The AMA has told the Productivity Commission that it opposes use of independent contractors in aged care because it erodes quality of care and such employment is not subject to standards and accountability.
The AMA is opposed to independent contractors, including through online platforms, providing nursing care and personal care in residential aged care and in home care.
The AMA in a to the Productivity Commission’s enquiry into indirect employment in aged care stressed that overreliance on independent contractors is not conducive to continuity of care.
Furthermore, there is an obvious lack of transparency in the engagement with consumers and the lack of accountability because these independent contractors and online platforms linking consumers to carers are not required to comply with the Aged Care Quality Standards.
The AMA’s submission says that by continuing to allow independent contractors’ engagement and continuing to rely on their services to provide surge workforce during the pandemic, the government is leaving an entire segment of aged care workforce outside any regulation or any accountability.
The AMA believes that any care stripped of accountability will be detrimental not just to older people receiving aged care services, but also to the employees in the sector, who are forced to rely on insecure, low wages that are then further reduced by the intermediaries who connect them to the clients.
The AMA questioned the reasoning behind the Federal Government tasking the Productivity Commission with conducting an enquiry into aged care employment a year after the Aged Care Royal Commission’s Final Report.

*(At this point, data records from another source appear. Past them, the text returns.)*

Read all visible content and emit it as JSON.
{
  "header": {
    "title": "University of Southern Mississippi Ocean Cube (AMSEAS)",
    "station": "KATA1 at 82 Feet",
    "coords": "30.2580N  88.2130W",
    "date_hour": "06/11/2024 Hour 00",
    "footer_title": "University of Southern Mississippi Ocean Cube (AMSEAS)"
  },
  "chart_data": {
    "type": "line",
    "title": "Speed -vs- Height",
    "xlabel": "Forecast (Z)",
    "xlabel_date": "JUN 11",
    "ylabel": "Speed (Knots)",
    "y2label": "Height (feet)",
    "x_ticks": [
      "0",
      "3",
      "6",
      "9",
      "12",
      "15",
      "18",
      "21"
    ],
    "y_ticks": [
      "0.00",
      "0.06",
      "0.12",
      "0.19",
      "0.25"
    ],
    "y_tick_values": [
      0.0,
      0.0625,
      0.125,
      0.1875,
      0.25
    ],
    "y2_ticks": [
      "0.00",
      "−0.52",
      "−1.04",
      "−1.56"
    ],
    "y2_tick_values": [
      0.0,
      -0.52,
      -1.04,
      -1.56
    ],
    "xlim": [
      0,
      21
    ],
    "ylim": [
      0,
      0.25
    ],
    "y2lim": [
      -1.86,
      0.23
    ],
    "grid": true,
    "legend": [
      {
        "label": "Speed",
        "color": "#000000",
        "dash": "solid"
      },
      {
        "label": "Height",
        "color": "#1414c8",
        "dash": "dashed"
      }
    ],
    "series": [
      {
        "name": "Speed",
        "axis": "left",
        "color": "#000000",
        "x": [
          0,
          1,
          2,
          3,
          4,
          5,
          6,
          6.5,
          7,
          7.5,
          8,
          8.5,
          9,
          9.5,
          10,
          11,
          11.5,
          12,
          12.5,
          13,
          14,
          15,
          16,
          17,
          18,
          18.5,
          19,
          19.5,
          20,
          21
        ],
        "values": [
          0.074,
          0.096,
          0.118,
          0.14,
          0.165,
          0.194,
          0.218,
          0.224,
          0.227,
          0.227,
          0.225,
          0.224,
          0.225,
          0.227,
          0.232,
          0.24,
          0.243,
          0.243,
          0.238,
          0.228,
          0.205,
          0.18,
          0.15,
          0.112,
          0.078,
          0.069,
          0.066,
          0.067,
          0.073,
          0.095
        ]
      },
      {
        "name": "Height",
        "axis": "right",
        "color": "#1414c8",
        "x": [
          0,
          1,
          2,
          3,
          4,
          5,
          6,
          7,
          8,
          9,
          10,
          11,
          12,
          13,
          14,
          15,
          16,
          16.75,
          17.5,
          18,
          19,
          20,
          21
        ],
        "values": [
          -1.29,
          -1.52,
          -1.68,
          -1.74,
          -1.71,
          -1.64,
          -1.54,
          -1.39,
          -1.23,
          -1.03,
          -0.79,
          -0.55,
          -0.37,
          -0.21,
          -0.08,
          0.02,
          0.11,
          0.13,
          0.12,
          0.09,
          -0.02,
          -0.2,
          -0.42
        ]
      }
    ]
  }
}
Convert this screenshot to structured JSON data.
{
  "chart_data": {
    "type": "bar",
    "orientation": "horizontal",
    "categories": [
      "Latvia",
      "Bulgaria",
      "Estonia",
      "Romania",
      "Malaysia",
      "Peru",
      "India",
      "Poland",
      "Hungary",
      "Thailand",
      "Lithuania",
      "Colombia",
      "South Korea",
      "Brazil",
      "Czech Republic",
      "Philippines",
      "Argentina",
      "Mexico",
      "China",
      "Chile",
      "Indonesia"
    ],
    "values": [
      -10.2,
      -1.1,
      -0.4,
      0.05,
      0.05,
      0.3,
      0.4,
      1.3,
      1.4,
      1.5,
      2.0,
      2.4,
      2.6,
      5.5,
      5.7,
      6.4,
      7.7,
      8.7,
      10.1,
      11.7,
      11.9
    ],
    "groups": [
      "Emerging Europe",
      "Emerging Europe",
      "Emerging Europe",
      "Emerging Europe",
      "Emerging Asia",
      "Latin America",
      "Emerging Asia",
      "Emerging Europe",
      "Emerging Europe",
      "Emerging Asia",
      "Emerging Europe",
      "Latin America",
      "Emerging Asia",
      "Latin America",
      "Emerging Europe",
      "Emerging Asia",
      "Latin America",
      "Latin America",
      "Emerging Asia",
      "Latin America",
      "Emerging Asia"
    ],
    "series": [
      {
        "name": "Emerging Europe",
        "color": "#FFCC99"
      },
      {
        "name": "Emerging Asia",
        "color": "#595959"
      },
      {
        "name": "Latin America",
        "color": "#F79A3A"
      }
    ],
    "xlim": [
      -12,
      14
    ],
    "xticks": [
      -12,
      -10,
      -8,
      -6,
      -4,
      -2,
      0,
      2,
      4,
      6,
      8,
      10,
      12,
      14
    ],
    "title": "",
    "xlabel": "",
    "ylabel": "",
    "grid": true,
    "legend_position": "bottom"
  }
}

The Aged Care Royal Commission, which completed its work in 2021 and provided 148 recommendations, looked specifically at indirect employment in aged care and found that “indirect employment erodes the quality of care, accountability for the care provided and conditions for the workforce”.
The Royal Commission then provided a specific recommendation that aged care providers should preference direct employment and that it should be the condition for their accreditation.
The Federal Government didn’t accept this recommendation and referred it to the Productivity Commission for examination.
The AMA believes there are more important areas of reform required following the Royal Commission that the Productivity Commission could have been tasked to inquire into to ensure quality of care, dignity and safety for older Australians.
Those areas include gaps in medical care older Australians receive, sufficiency of funding provided to GPs to continue to care for their patients in aged care, intersections between aged care, primary care and the hospital system, and how those three care components influence each other.